I have, I’ve realized, absolutely no desire to climb The Mountain. I considered it, briefly, when my sitemates went a few months ago, but decided that being able to say I got to the top wasn’t worth the inevitable pain from cold and from hiking too much. I could have made it. I sim ply saw no reason to. Besides which, I’d heard Meru was prettier, and it’s certainly cheaper.

And Meru has been lovely. We climbed through beautiful forests on our way up–I kept stopping to look at flowers and radiantly-colored sunbirds. Unable to mantain my normal blithe speed on a longer hike I had to proceed at the recommened pace, but that gave me more time to look around. Starting off, at the lower altitudes, we saw giraffes, buffalo, zebras. We walk with a ranger who carries a gun to deter over-interested animals.

Tomorrow will be hard: we’ll wake up long before dawn so we can see the sunrise from the summit, then undo all of today’s weary work by returning to the camp where we slept last night. I’m much more apprehensive about the down than I ever was about the up. Descending, as I’ve learned from every Matema trip, is not my strong suit.

We woke up at midnight, started the ascent shortly before 1.30. As one of the women who climbed with us later said, in retrospect it seems likely that the early departure was motivated more by a desire for us not to see the terrain than for us to see the sunrise from the peak. If I’d been able to clearly see the jagged ridges and near-sheer rock faces we were crossing I don’t think I would have made it. By the time it was light out and we were on our way back I was too consumed by the need not to stress my injured knee and the desire to get back to camp and breakfast to spare much thought for the long drops below the rocks I was painstakingly pulling myself up.

For all that, though, I’m glad I did it. The volcanic landscape was overwhelming, jagged and alien. It looked like something that belonged at the bottom of the ocean, or on the moon. And sunrise over The Mountain was truly a sight to see, us and it the two islands in a sea of dappled grey clouds.

The best I can say about all that descending with an injured knee, though, is that it’s over.

Hiyo hiyo

This is the coldest part of the year, but it doesn’t seem as cold as it was last year. It doesn’t seem as anything as it was last year, really–it rained less (or so I thought); I’m less afraid of teaching, but less motivated too (as if that were possible); I keep more to myself, mostly making excuses to stay home instead of traveling. It doesn’t feel new anymore, doesn’t feel exciting. I suppose it’s just part of adjusting to the culture but sometimes I wish I hadn’t adjusted quite this well.

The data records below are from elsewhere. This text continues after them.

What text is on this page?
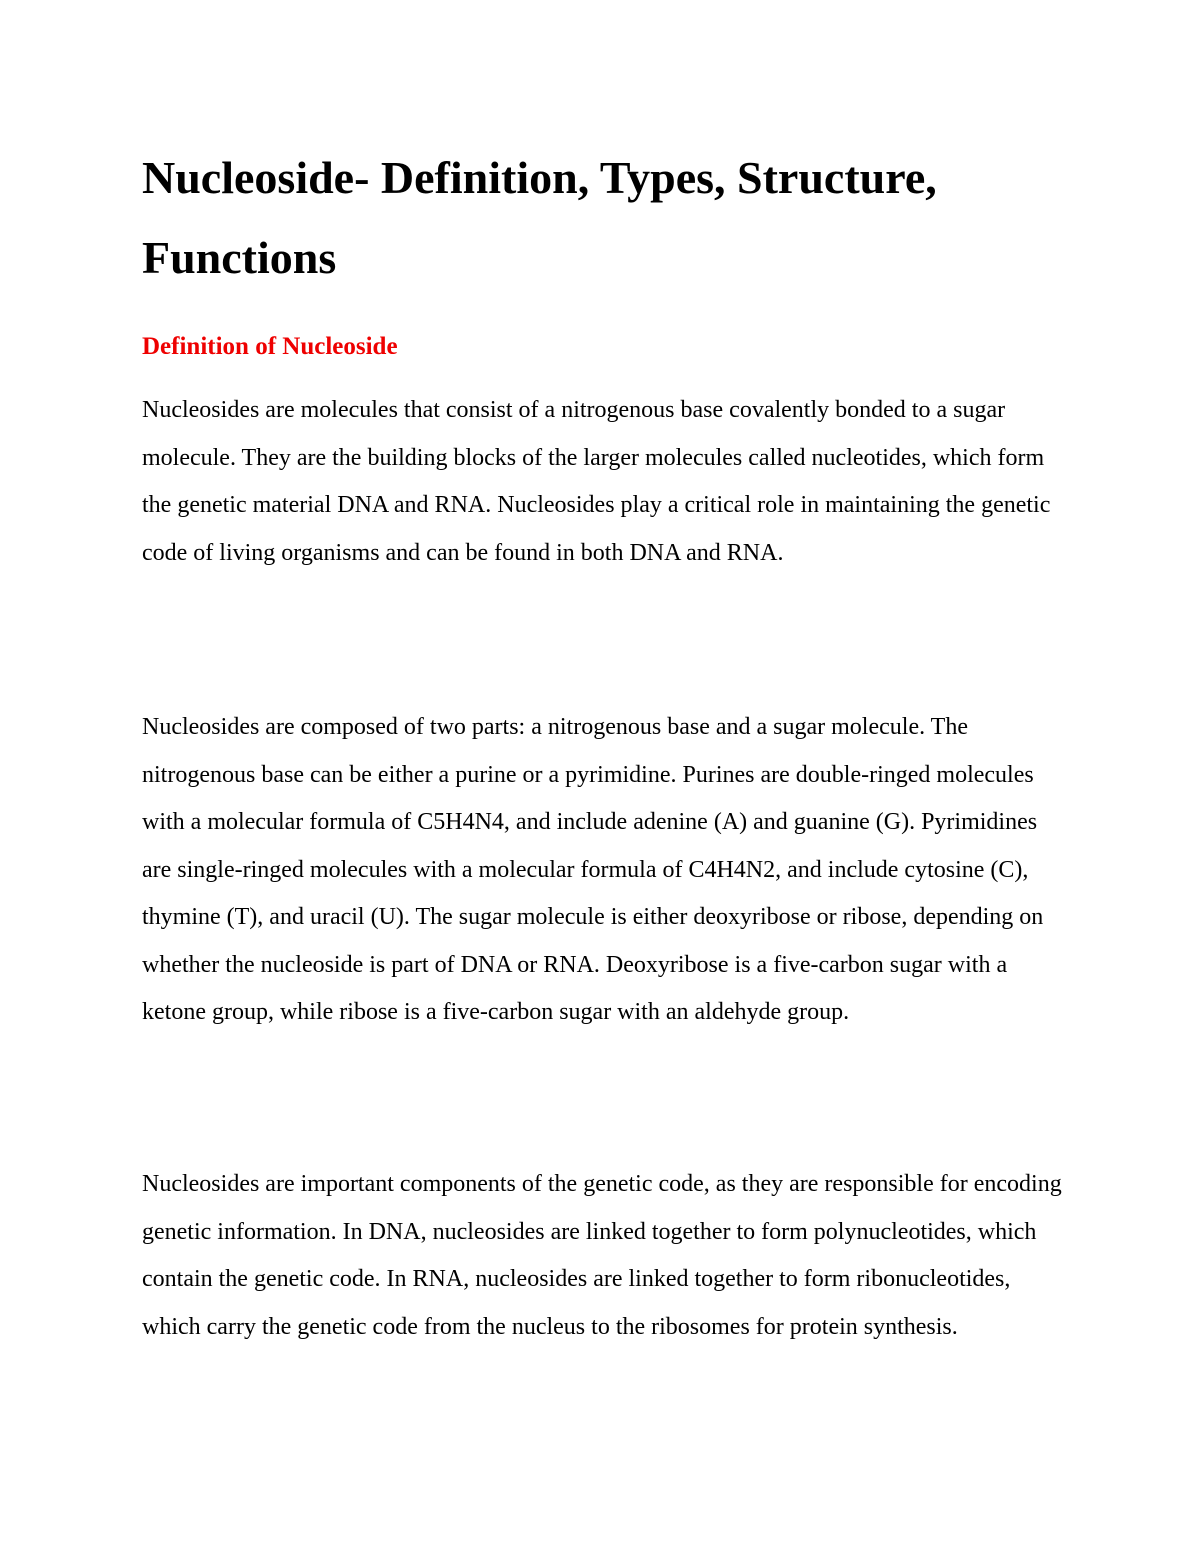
Nucleoside- Definition, Types, Structure, Functions
Definition of Nucleoside

Nucleosides are molecules that consist of a nitrogenous base covalently bonded to a sugar molecule. They are the building blocks of the larger molecules called nucleotides, which form the genetic material DNA and RNA. Nucleosides play a critical role in maintaining the genetic code of living organisms and can be found in both DNA and RNA.

Nucleosides are composed of two parts: a nitrogenous base and a sugar molecule. The nitrogenous base can be either a purine or a pyrimidine. Purines are double-ringed molecules with a molecular formula of C5H4N4, and include adenine (A) and guanine (G). Pyrimidines are single-ringed molecules with a molecular formula of C4H4N2, and include cytosine (C), thymine (T), and uracil (U). The sugar molecule is either deoxyribose or ribose, depending on whether the nucleoside is part of DNA or RNA. Deoxyribose is a five-carbon sugar with a ketone group, while ribose is a five-carbon sugar with an aldehyde group.

Nucleosides are important components of the genetic code, as they are responsible for encoding genetic information. In DNA, nucleosides are linked together to form polynucleotides, which contain the genetic code. In RNA, nucleosides are linked together to form ribonucleotides, which carry the genetic code from the nucleus to the ribosomes for protein synthesis.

In the beginning there was always something to say, something noteworthy. Words flowed from my fingers like rivers, words of e-mails, blog posts. Now, like the water in the tap, the words come only sporadically. Sometimes they don’t come at all for days, weeks.

It’s all the same as it was when I got here, of course; it’s just become unexceptionable. Every day I walk out of the house, greeted by a chill wind or a warm breeze that seems as though it should smell of wisteria. There would have been a time when that would have been something to write about, something to tell. Now it’s just where I live. Experience something every day and you gradually develop an immunity to the sunset light on the mountains, the regal yet incredibly annoying black-and-white crows, the early-morning mist. And even though it’s all still there, I feel as though I’ve lost something.